On Model Merging Towards an Omni-Modal Language Model

Having gained a clearer insight into the impact of modal-lity fine-tuning, demonstrating both its benefits and drawbacks on the textual modality, we now explore a potential path towards omni-modal language models. Specifically, we ask: Is it possible to preserve the positive effects and extend multimodal capabilities without further training the existing models?

Merging Methods

We employ two widely used model merging techniques: average merging and weighted average merging, both of which are task- and modality-agnostic.

Average Merging: $\theta_\text{merge} = \sum_{i=1}^n \theta_i,$ where $\theta_i$ represents the parameters of the $i^\text{th}$ candidate model.
Weighted Average Merging: $\theta_\text{merge} = \sum_{i=1}^n \alpha_i \theta_i\,$ where $\alpha_i$ denotes the weight assigned to the parameters of the $i^\text{th}$ model.

Merging Units

To determine the appropriate design for parameter weights in model merging, we must first answer a fundamental question: What is the largest unit to which model merging can be applied?

We analyze head-level modality salience, which quantifies the contribution of individual attention heads to modality-specific tasks. Across all three evaluation metrics, masking any attention head results in a substantial performance drop, indicating that no single head is dispensable for specific modality processing, unlike retrieval or long context abilities. This suggests that modality fine-tuning modifies the entire parameter set rather than only specific attention heads, implying that the model merging weight design should account for all parameters rather than a subset of them. Additionally, a notable trend emerges: attention heads in shallower layers (closer to the input) exert a greater influence on multimodal performance compared to those in deeper layers. This observation aligns with the established role of transformer layers, where shallow layers primarily focus on semantic understanding, while deeper layers perform integration and reasoning.

Weighted Model Merging

Since attention heads are too coarse-grained for effective model merging, we refine our approach by considering parameter matrices. To quantify the extent of parameter modifications due to modality fine-tuning, we compute $\Delta_\text{avg}$ for each tensor, defined as: $$\Delta_\text{avg} = \text{avg} |\theta_\text{ori} - \theta_\text{mft}|,$$ where $\theta_\text{ori}$ represents the parameters of the original LLM, and $\theta_\text{mft}$ denotes those of the modality fine-tuned LLM. This metric captures the average parameter shifts across the model after modality fine-tuning. The average parameter shift of Qwen2-VL-7B-Instruct is 10 times larger than those of LLaVA-Video-7B-Qwen2 and LLaVA-OneVision-Qwen2-7B-SI. This observation supports the hypothesis that greater specialization in a modality results in more substantial parameter deviations. Motivated by this insight, we incorporate $\Delta_\text{avg}$ into the weight design for model merging. Specifically, for each model parameter $\theta_i$, we first compute $\Delta_\text{avg}^i$. We then apply softmax to the set $\{\Delta_\text{avg}^1, \Delta_\text{avg}^2, ..., \Delta_\text{avg}^n\}$, transforming the values into a probability distribution $\{\alpha_1, \alpha_2, ..., \alpha_n\}$. The final weighted-averaged parameter is thus formulated as: $$\theta_\text{merge} = \alpha_0 \theta_0 + (1-\alpha_0)\sum_{i=1}^n \alpha_i \theta_i.$$

Results

Performance of merged LLMs across all evaluated domains of textual abilities.

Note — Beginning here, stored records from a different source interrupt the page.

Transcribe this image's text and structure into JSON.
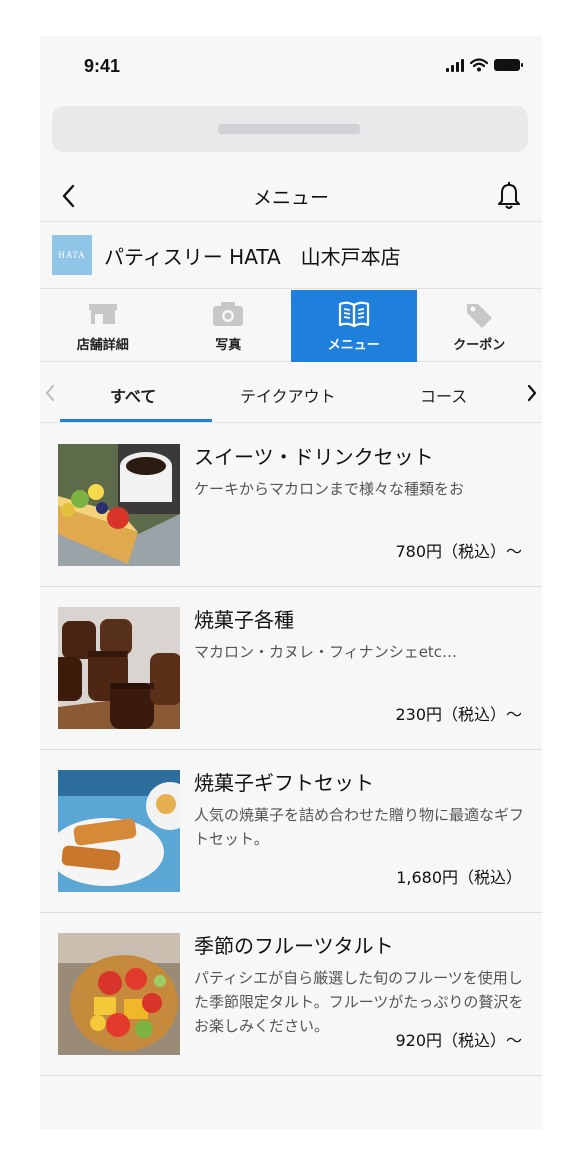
{
  "status": {
    "time": "9:41"
  },
  "header": {
    "title": "メニュー"
  },
  "shop": {
    "logo_text": "HATA",
    "name": "パティスリー HATA　山木戸本店"
  },
  "tabs": [
    {
      "label": "店舗詳細",
      "icon": "store-icon",
      "active": false
    },
    {
      "label": "写真",
      "icon": "camera-icon",
      "active": false
    },
    {
      "label": "メニュー",
      "icon": "menu-book-icon",
      "active": true
    },
    {
      "label": "クーポン",
      "icon": "tag-icon",
      "active": false
    }
  ],
  "subtabs": [
    "すべて",
    "テイクアウト",
    "コース"
  ],
  "items": [
    {
      "title": "スイーツ・ドリンクセット",
      "desc": "ケーキからマカロンまで様々な種類をお",
      "price": "780円（税込）～"
    },
    {
      "title": "焼菓子各種",
      "desc": "マカロン・カヌレ・フィナンシェetc…",
      "price": "230円（税込）～"
    },
    {
      "title": "焼菓子ギフトセット",
      "desc": "人気の焼菓子を詰め合わせた贈り物に最適なギフトセット。",
      "price": "1,680円（税込）"
    },
    {
      "title": "季節のフルーツタルト",
      "desc": "パティシエが自ら厳選した旬のフルーツを使用した季節限定タルト。フルーツがたっぷりの贅沢をお楽しみください。",
      "price": "920円（税込）～"
    }
  ],
  "colors": {
    "accent": "#1e7fdc",
    "logo_bg": "#8fc5e6"
  }
}
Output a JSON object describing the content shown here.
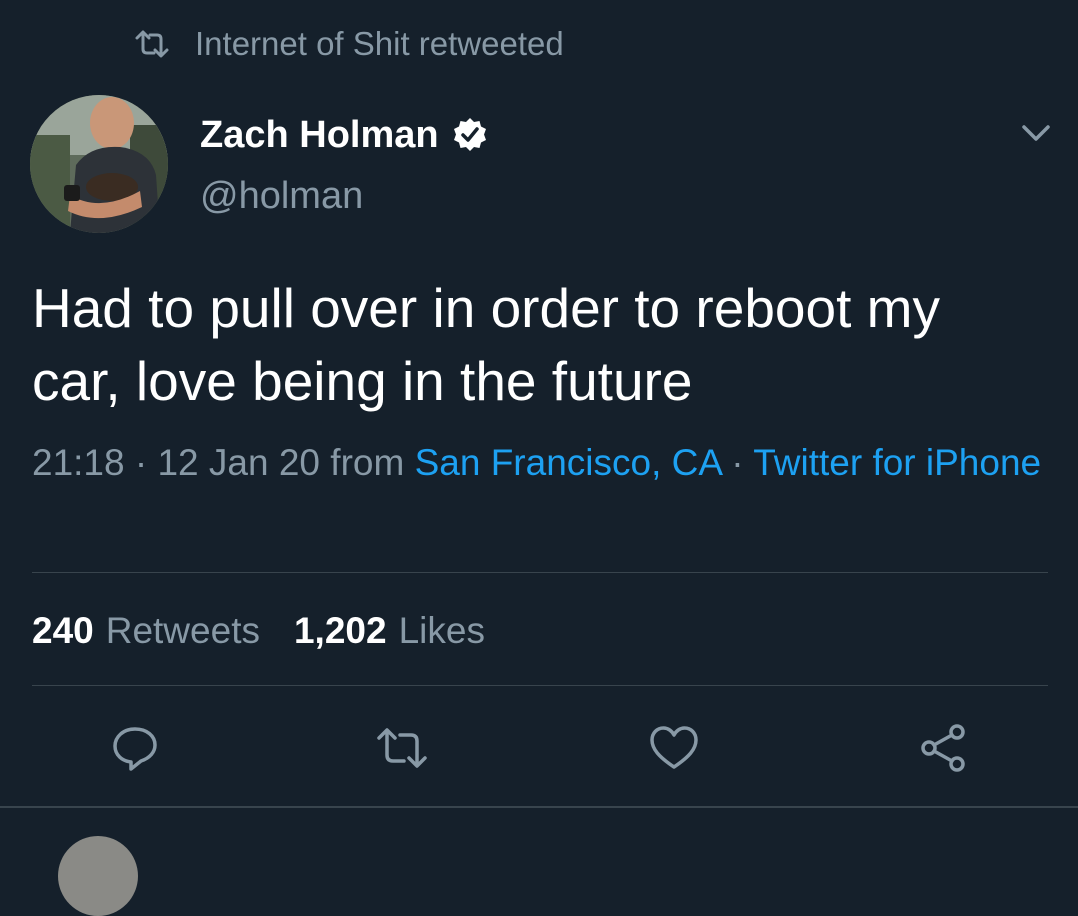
{
  "retweet_context": {
    "icon": "retweet-icon",
    "text": "Internet of Shit retweeted"
  },
  "author": {
    "display_name": "Zach Holman",
    "handle": "@holman",
    "verified": true,
    "verified_icon": "verified-badge-icon"
  },
  "menu_icon": "chevron-down-icon",
  "tweet": {
    "text_line1": "Had to pull over in order to reboot my",
    "text_line2": "car, love being in the future"
  },
  "meta": {
    "time": "21:18",
    "sep1": " · ",
    "date": "12 Jan 20",
    "from_word": " from ",
    "location": "San Francisco, CA",
    "sep2": " · ",
    "source": "Twitter for iPhone"
  },
  "stats": {
    "retweets_count": "240",
    "retweets_label": "Retweets",
    "likes_count": "1,202",
    "likes_label": "Likes"
  },
  "actions": [
    "reply-icon",
    "retweet-icon",
    "like-icon",
    "share-icon"
  ],
  "colors": {
    "background": "#15202b",
    "accent": "#1da1f2",
    "muted": "#8899a6",
    "divider": "#38444d"
  }
}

Performance of OLMs based on merged LLMs across all evaluated domains of multimodal abilities.

We observe that:

Model merging preserves the capabilities of base models, except for reasoning.
Weighted model merging preserves more model abilities. Both textual and multimodal evaluations demonstrate that weighted-average model merging achieves more robust performance.

On Omni-Modality Fine-Tuning towards Omni-Modal Model

Previous sections indicate that model merging still has some degradation in performance. Thus, our next question is: Is omni-modality fine-tuning the right path towards OLM?

Modality Fine-Tuning on Language Model

Performance of Omni-modal language models and modality-specific language models on image and video domains. Red indicates omni-modal language models and blue indicates modality-specific language models.

Performance of the merged omni-modal model compared to the fine-tuned omni-modal model on language benchmarks. Abs. stands for the absolute difference and Rel. stands for relative difference.

The findings reveal that omni-modal fine-tuning is currently less effective and efficient than modality-specialized models. Furthermore, both model merging and omni-modal fine-tuning tend to degrade the original language capabilities. While both methods impact language skills, the fine-tuning approach appears to be more detrimental to core language abilities than model merging.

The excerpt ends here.